As we watched Sir Peter Jackson's three part "adaption" of J.R.R. Tolkien's The Hobbit with increasing reluctance, those of us who read and love The Hobbit wondered just what in the world he was doing so dear to many. Jackson's trilogy, in fact, was so bad and so far below the standards of his earlier adaption of Tolkien's The Lord of the Rings that we wondered if he had really read The Hobbit.
Now, in a behind-the-scenes feature accompanying the release of the extended edition of The Battle of the Five Armies - with which I thought he succeeded in doing what was beyond the realm of possibilities and made a movie worse than The Desolation of Smaug - Jackson has admitted what some of us guessed along: he didn't know what he was dong. As The Guardian reports:
The chaotic state of affairs on set in New Zealand helps explain why The Battle of Five Armies was pushed back by five months in 2013, from a July 2014 release date to its final December 2014 slot.
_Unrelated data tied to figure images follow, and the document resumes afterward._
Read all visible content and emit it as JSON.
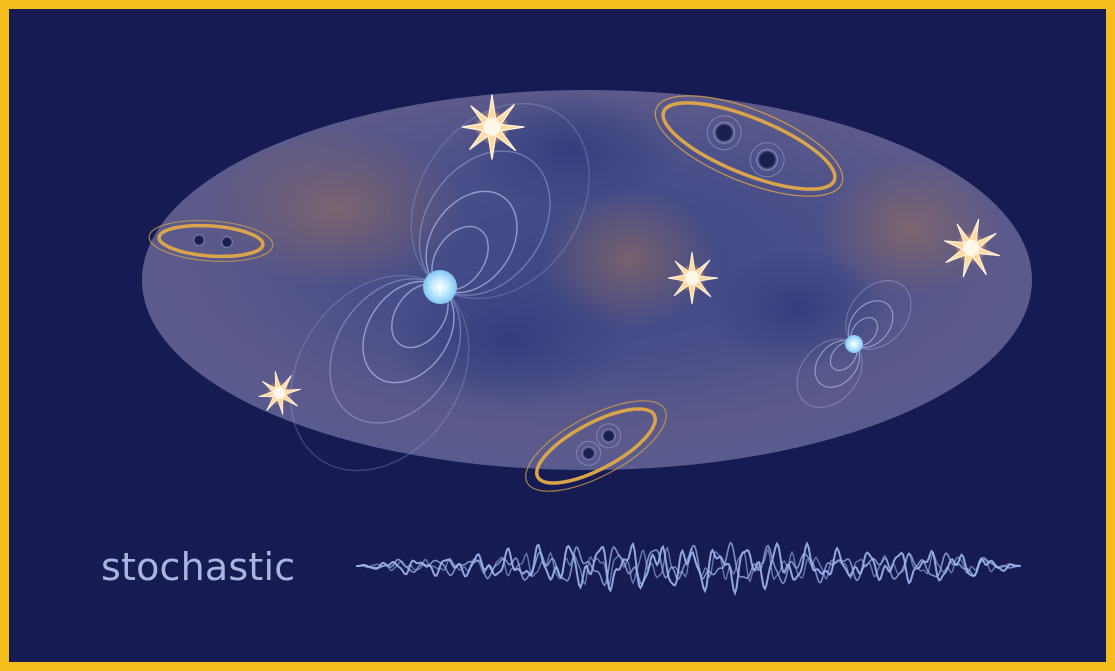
{
  "label": "stochastic",
  "colors": {
    "frame_border": "#f5bd1c",
    "background": "#171b54",
    "sky_map": "#3f4888",
    "orbit": "#d9a44a",
    "burst": "#ffc98a",
    "neutron_star": "#dff4ff",
    "waveform": "#9db8ee"
  },
  "icons": {
    "binary_systems": "binary-black-hole-icon",
    "bursts": "starburst-icon",
    "neutron_stars": "pulsar-icon"
  }
}
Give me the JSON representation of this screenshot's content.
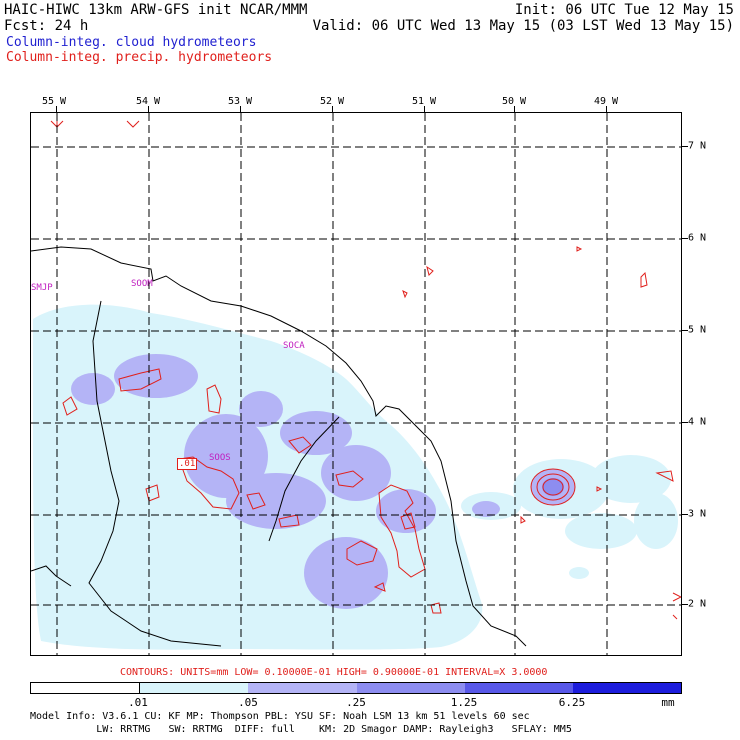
{
  "header": {
    "line1_left": "HAIC-HIWC 13km ARW-GFS init   NCAR/MMM",
    "line1_right": "Init: 06 UTC Tue 12 May 15",
    "line2_left": "Fcst:   24 h",
    "line2_right": "Valid: 06 UTC Wed 13 May 15 (03 LST Wed 13 May 15)",
    "line3": "Column-integ. cloud hydrometeors",
    "line4": "Column-integ. precip. hydrometeors"
  },
  "lon_labels": [
    "55 W",
    "54 W",
    "53 W",
    "52 W",
    "51 W",
    "50 W",
    "49 W"
  ],
  "lat_labels": [
    "7 N",
    "6 N",
    "5 N",
    "4 N",
    "3 N",
    "2 N"
  ],
  "stations": [
    "SMJP",
    "SOOM",
    "SOCA",
    "SOOS"
  ],
  "contour_label": ".01",
  "contours_line": "CONTOURS:  UNITS=mm  LOW= 0.10000E-01  HIGH= 0.90000E-01  INTERVAL=X  3.0000",
  "legend": {
    "labels": [
      ".01",
      ".05",
      ".25",
      "1.25",
      "6.25",
      "mm"
    ],
    "colors": [
      "#ffffff",
      "#d9f4fb",
      "#b4b4f6",
      "#8d8df0",
      "#5858e8",
      "#1c1cdc"
    ]
  },
  "footer": {
    "line1": "Model Info: V3.6.1    CU: KF      MP: Thompson    PBL: YSU      SF: Noah LSM     13 km   51 levels   60 sec",
    "line2": "           LW: RRTMG   SW: RRTMG  DIFF: full    KM: 2D Smagor DAMP: Rayleigh3   SFLAY: MM5"
  },
  "colors": {
    "cloud_light": "#d9f4fb",
    "cloud_mid": "#b4b4f6",
    "cloud_dark": "#8d8df0",
    "precip_contour": "#e0201c",
    "station_label": "#c020c0"
  }
}
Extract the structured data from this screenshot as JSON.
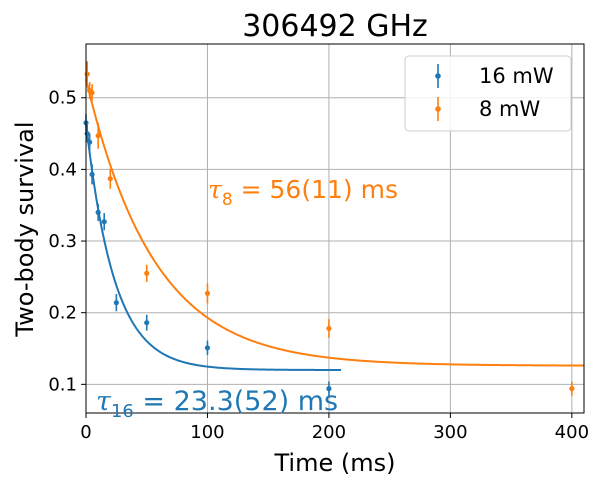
{
  "chart_data": {
    "type": "scatter",
    "title": "306492 GHz",
    "xlabel": "Time (ms)",
    "ylabel": "Two-body survival",
    "xlim": [
      0,
      410
    ],
    "ylim": [
      0.06,
      0.575
    ],
    "xticks": [
      0,
      100,
      200,
      300,
      400
    ],
    "yticks": [
      0.1,
      0.2,
      0.3,
      0.4,
      0.5
    ],
    "xtick_labels": [
      "0",
      "100",
      "200",
      "300",
      "400"
    ],
    "ytick_labels": [
      "0.1",
      "0.2",
      "0.3",
      "0.4",
      "0.5"
    ],
    "grid": true,
    "legend_position": "top-right",
    "series": [
      {
        "name": "16 mW",
        "color": "#1f77b4",
        "x": [
          0,
          1,
          3,
          5,
          10,
          15,
          25,
          50,
          100,
          200
        ],
        "y": [
          0.465,
          0.45,
          0.438,
          0.393,
          0.34,
          0.327,
          0.214,
          0.186,
          0.151,
          0.094
        ],
        "yerr": [
          0.012,
          0.012,
          0.012,
          0.014,
          0.012,
          0.012,
          0.012,
          0.011,
          0.01,
          0.01
        ],
        "fit": {
          "model": "exponential",
          "amplitude": 0.345,
          "tau": 23.3,
          "offset": 0.12,
          "x_end": 210
        },
        "annotation": "τ16 = 23.3(52) ms"
      },
      {
        "name": "8 mW",
        "color": "#ff7f0e",
        "x": [
          1,
          3,
          5,
          10,
          20,
          50,
          100,
          200,
          400
        ],
        "y": [
          0.533,
          0.51,
          0.507,
          0.447,
          0.387,
          0.255,
          0.227,
          0.178,
          0.094
        ],
        "yerr": [
          0.018,
          0.012,
          0.012,
          0.018,
          0.014,
          0.012,
          0.014,
          0.013,
          0.01
        ],
        "fit": {
          "model": "exponential",
          "amplitude": 0.4,
          "tau": 56,
          "offset": 0.126,
          "x_end": 410
        },
        "annotation": "τ8 = 56(11) ms"
      }
    ]
  }
}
Jackson explains he “winged it” right up until the film’s climactic battle but was eventually forced to concede that production would have to be called to a halt while he worked out how to shoot it.“We had allowed two months of shooting for that in 2012, and at some point when we were approaching that I went to our producers and the studio and said: ‘Because I don’t know what the hell I’m doing now, because I haven’t got storyboards and prep, why don’t we just finish earlier’[more]?
There are several parts of The Silmarillion and stories from The Book of Lost Tales I would love to see adapted into a movie. If it ever happens, I only hope Jackson has no part in it.